"-Ya, kusura bakma, ben seni çıkaramadım" deyince,

"-Nasıl çıkaramazsın, seninle kaç yıl aynı sınıfta okuduk?"diye başlayan bir muhabbet gecesinde yeniden tanıştılar iki oldun insan olarak. Sonra ne iş yaptıklarını anlattılar birbirlerine... Tozlanmış yılların tozunu birlikte siliyorlardı hasret dolu kelimelerle...

Okuldan nasıl kaçtıklarını, nasıl kopya çektiklerini, hocalarını nasıl makaraya aldıklarını, onlara nasıl diklendiklerini, sınavı ertelemek için ne tür alengirli işler yaptıklarını anlattılar. Cümleye başladığında biri, diğeri sözü ağzından kapıp devam ediyordu.

Lakin bunca yıldır bir araya gelecek hiçbir sebep de zuhur etmedi mi diye düşündü biri. Bir şey olmalı ki bir araya gelmeliydiler. İnegöl'den ayrıldığında hiç yaşamamış gibi unutulmuş bir şehir bırakmıştı ardında.

Mezuniyetinin ardından kazandığı üniversite sebebiyle uçmuştu başka diyarlara. Sonra meslek hayatının getirdiği sıkıntı dolu günler girmişti dostluklarının arasına. Bir sevinç günü de mi yaşamadı ki hiç aramayı düşünmedi arkadaşlarını. Telaşeden o da unutulmuştu. Yakınlarındaki yeni dostlarıyla vakit geçirmek ya da sosyal faaliyetlerde bulunmak yeterli gelmeye başlamıştı.

Yaşının ilerlediği zamanlarda mezun olduğu lisenin bir derneği kurulduğunu duymuştu ancak daha fazlasına ilgi göstermedi. "Canım, benden gayrisi gitsin-gelsin ama ben gidip kimi bulacağım, bizim devreden kimse kalmamıştır" düşüncesiyle hiç oralı olmamıştı.

Liseli yılları, fikren olgunlaşmaya başladığı yıllardı. Okulunda çok sevilen hocaları vardı. Kimi meslekçiler ile beden eğitimi hocaları arasında bazen serinlik girse de öğrenci olarak her birini çok severlerdi. Öğrenci olarak herhangi birine hürmetsizlik yapmazdı.

Yıllar sonra gönlünün derunundaki boşluğu doldurmak için yakında aldığı davete icabet edecekti.
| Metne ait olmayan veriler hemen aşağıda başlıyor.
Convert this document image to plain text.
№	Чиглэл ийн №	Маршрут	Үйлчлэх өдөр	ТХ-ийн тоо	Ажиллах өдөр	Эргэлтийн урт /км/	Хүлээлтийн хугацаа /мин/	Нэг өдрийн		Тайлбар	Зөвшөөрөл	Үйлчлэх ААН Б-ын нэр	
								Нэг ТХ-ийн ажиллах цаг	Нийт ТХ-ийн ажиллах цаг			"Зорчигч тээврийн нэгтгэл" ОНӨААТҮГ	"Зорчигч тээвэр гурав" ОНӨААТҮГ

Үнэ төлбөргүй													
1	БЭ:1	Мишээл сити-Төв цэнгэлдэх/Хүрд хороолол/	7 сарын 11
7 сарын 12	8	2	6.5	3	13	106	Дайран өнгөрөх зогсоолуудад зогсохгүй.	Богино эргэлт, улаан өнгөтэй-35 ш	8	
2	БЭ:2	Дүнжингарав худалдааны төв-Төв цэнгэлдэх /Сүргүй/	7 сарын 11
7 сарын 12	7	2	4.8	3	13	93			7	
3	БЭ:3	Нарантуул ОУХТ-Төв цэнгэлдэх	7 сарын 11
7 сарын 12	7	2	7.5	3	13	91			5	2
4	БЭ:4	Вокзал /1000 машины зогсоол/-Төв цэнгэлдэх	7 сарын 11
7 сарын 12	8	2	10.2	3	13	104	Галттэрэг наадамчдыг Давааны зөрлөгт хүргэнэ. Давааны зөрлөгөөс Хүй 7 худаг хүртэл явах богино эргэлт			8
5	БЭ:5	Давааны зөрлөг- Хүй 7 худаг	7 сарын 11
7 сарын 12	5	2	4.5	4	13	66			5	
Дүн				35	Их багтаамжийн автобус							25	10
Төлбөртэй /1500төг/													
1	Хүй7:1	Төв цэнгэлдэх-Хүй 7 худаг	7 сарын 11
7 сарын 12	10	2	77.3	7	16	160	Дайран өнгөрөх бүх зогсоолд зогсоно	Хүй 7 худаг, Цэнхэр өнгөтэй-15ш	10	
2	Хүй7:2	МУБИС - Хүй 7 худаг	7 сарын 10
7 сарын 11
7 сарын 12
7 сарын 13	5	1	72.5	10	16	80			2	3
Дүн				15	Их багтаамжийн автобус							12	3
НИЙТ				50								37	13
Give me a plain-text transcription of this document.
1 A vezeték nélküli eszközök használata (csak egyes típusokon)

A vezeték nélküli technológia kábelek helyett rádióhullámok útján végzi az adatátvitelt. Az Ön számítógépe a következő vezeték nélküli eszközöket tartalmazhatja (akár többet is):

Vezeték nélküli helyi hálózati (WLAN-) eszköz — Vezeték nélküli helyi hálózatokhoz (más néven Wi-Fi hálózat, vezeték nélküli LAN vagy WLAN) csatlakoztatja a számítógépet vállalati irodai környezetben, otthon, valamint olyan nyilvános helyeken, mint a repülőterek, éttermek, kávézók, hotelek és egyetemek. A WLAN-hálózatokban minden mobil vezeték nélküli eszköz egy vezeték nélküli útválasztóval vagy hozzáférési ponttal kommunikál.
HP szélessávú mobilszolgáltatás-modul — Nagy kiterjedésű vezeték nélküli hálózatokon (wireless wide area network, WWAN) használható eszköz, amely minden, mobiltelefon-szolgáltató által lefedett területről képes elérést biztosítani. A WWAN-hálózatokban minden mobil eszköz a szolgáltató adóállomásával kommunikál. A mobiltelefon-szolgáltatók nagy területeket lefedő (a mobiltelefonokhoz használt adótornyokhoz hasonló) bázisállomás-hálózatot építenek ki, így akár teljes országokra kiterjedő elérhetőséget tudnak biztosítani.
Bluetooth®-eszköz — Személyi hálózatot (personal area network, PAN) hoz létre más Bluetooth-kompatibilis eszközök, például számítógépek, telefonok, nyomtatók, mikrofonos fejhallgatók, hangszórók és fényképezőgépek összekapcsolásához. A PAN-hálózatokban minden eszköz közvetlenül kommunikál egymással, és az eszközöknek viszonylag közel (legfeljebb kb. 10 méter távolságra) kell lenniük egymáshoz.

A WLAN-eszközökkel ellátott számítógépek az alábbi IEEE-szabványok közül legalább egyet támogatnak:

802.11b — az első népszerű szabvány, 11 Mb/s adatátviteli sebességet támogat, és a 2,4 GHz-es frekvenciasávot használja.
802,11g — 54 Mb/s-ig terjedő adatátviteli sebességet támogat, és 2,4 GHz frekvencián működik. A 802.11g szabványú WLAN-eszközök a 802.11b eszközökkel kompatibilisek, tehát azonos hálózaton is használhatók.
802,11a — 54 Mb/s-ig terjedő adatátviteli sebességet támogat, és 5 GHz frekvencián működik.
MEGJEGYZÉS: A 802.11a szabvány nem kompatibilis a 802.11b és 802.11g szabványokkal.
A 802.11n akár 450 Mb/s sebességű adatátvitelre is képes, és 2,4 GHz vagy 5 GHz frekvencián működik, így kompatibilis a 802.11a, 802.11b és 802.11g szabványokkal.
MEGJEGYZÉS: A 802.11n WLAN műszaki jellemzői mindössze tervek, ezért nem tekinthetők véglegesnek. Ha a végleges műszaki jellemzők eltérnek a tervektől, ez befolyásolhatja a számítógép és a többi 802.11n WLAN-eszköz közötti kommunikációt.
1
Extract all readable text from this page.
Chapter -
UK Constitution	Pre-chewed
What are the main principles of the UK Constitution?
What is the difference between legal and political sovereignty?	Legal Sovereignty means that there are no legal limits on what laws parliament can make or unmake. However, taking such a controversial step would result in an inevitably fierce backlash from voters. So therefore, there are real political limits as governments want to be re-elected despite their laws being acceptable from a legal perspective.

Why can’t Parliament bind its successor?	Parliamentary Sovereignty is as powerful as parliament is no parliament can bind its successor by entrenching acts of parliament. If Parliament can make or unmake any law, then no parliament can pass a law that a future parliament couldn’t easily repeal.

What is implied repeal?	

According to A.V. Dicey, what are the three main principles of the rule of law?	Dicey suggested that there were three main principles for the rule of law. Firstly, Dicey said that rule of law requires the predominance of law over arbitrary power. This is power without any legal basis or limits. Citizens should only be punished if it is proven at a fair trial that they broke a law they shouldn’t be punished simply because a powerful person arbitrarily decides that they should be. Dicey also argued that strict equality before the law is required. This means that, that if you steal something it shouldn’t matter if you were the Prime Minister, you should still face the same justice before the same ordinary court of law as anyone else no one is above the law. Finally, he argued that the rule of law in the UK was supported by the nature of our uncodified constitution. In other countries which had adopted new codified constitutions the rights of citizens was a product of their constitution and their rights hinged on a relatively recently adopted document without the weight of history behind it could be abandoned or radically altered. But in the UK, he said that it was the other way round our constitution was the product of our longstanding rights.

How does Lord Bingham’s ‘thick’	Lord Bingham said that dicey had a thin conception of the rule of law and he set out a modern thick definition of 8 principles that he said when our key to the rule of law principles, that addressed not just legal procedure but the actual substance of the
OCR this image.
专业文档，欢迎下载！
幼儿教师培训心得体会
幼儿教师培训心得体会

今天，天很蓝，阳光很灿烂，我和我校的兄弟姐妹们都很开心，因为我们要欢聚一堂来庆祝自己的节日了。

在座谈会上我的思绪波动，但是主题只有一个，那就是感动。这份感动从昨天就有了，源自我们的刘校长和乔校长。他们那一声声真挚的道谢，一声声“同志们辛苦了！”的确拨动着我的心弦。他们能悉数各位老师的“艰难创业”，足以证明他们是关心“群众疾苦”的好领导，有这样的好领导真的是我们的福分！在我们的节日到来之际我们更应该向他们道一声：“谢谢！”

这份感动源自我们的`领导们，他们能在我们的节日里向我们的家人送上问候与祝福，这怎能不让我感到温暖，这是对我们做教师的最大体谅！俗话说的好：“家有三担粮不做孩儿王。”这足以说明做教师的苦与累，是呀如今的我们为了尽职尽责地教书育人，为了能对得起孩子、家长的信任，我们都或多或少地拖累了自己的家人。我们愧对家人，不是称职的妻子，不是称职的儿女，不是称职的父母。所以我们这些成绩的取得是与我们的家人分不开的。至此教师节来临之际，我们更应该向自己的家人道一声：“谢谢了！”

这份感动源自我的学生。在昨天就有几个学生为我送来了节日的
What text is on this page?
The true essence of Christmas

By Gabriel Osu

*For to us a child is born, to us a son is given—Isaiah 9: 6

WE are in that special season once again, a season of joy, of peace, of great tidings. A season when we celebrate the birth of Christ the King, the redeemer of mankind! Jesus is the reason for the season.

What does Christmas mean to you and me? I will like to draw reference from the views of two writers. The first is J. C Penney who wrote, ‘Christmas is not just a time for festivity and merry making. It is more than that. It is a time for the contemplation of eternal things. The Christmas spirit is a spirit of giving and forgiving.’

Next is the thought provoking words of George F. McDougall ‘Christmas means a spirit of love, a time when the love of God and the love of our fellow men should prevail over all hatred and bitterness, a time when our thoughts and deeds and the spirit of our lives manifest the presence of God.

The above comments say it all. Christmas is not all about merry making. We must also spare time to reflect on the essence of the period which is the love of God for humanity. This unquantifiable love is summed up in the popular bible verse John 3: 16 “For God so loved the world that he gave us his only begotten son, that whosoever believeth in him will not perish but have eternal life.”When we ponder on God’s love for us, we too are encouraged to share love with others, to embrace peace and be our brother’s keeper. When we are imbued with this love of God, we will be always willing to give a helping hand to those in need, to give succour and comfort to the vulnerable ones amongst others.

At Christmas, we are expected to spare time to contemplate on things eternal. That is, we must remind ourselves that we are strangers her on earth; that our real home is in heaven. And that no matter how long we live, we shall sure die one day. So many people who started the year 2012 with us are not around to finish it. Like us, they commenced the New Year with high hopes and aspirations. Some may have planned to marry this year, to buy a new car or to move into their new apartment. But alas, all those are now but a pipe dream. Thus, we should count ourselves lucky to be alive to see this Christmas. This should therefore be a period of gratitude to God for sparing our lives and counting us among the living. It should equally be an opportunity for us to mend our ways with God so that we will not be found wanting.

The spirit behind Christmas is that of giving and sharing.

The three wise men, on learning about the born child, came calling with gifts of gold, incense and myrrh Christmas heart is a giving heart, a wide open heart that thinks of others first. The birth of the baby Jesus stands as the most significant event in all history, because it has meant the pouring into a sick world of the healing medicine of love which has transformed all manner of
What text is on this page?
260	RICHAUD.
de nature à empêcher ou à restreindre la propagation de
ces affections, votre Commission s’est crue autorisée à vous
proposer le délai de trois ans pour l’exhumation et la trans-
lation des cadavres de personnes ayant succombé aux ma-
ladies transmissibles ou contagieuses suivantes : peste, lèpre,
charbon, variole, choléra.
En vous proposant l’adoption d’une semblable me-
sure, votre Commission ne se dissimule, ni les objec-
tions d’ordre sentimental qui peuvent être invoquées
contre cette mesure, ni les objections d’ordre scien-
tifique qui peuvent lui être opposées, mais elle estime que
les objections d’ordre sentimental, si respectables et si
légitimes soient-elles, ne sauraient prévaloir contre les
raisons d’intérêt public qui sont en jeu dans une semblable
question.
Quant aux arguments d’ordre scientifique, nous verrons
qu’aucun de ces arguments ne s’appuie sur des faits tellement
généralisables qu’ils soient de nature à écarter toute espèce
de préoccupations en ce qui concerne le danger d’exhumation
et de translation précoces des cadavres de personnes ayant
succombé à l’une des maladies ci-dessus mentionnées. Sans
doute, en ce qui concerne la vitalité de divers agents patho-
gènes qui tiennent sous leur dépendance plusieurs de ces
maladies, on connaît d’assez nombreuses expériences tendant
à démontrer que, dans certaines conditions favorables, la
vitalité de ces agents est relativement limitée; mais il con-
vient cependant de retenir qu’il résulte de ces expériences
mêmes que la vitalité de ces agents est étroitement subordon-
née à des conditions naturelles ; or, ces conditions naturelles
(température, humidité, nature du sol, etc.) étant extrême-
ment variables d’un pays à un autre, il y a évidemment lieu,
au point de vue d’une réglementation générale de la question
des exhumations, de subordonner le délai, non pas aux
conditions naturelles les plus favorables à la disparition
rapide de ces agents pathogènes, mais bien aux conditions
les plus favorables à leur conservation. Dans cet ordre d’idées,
Çok heyecanlı olduğunu görmezden gelip, okul bahçesinde kendisine ayrılan boş sandalyeye oturacak önünden geçen insanları tek tek inceleyecek tanıdıklarının ne kadar az olduğunun fark edecek, bir iki sınıf arkadaşı gelirse -ki tanıdığı ve irtibatını kesmediği- geçmişi yad edeceklerdi.

Mezuniyet günleri her zaman aynı program olurdu; burası bir İmam Hatip olduğu için yine bu okullardan mezun güzel sesli hafızlardan Kerim olan kitaptan birkaç ayet okur, mealini verirdi. Arka planda Mehmet Emin Ay'ın "Selam Sana İmam Hatiplim" marşı çalardı ki uygun olan da bu idi.

Selamlama konuşmaları, protokol konuşmaları sıkıcı olsa da dinleyeni mutlaka olurdu. Kürsüye çıkan hatiplerin sanki her bir İmam Hatipliydi. Sesi soluğu yerinde birçok güzel insan.

Ancak en güzel bölüm "hatıralar bölümü" olurdu. Öğrenciler, efsane hocalarından gençliklerine dair dillere destan hikayelerini dinlerlerdi. Her seferinde olmaz deseniz de o heyecanı yaşatırdı. Bunlardan bir hoca da Sami Kopran'dı. "Sami Hoca, Kur'an Kursunda iken, kendisini Mevlit okuması için bir zengin hanımın evine davet ettiğini ve orada iken evin güzel kızını gördüğünü" anlattığı hikayesini duymuştu önceden. Lakin bu sefer Sami Hoca orada olamayacaktı.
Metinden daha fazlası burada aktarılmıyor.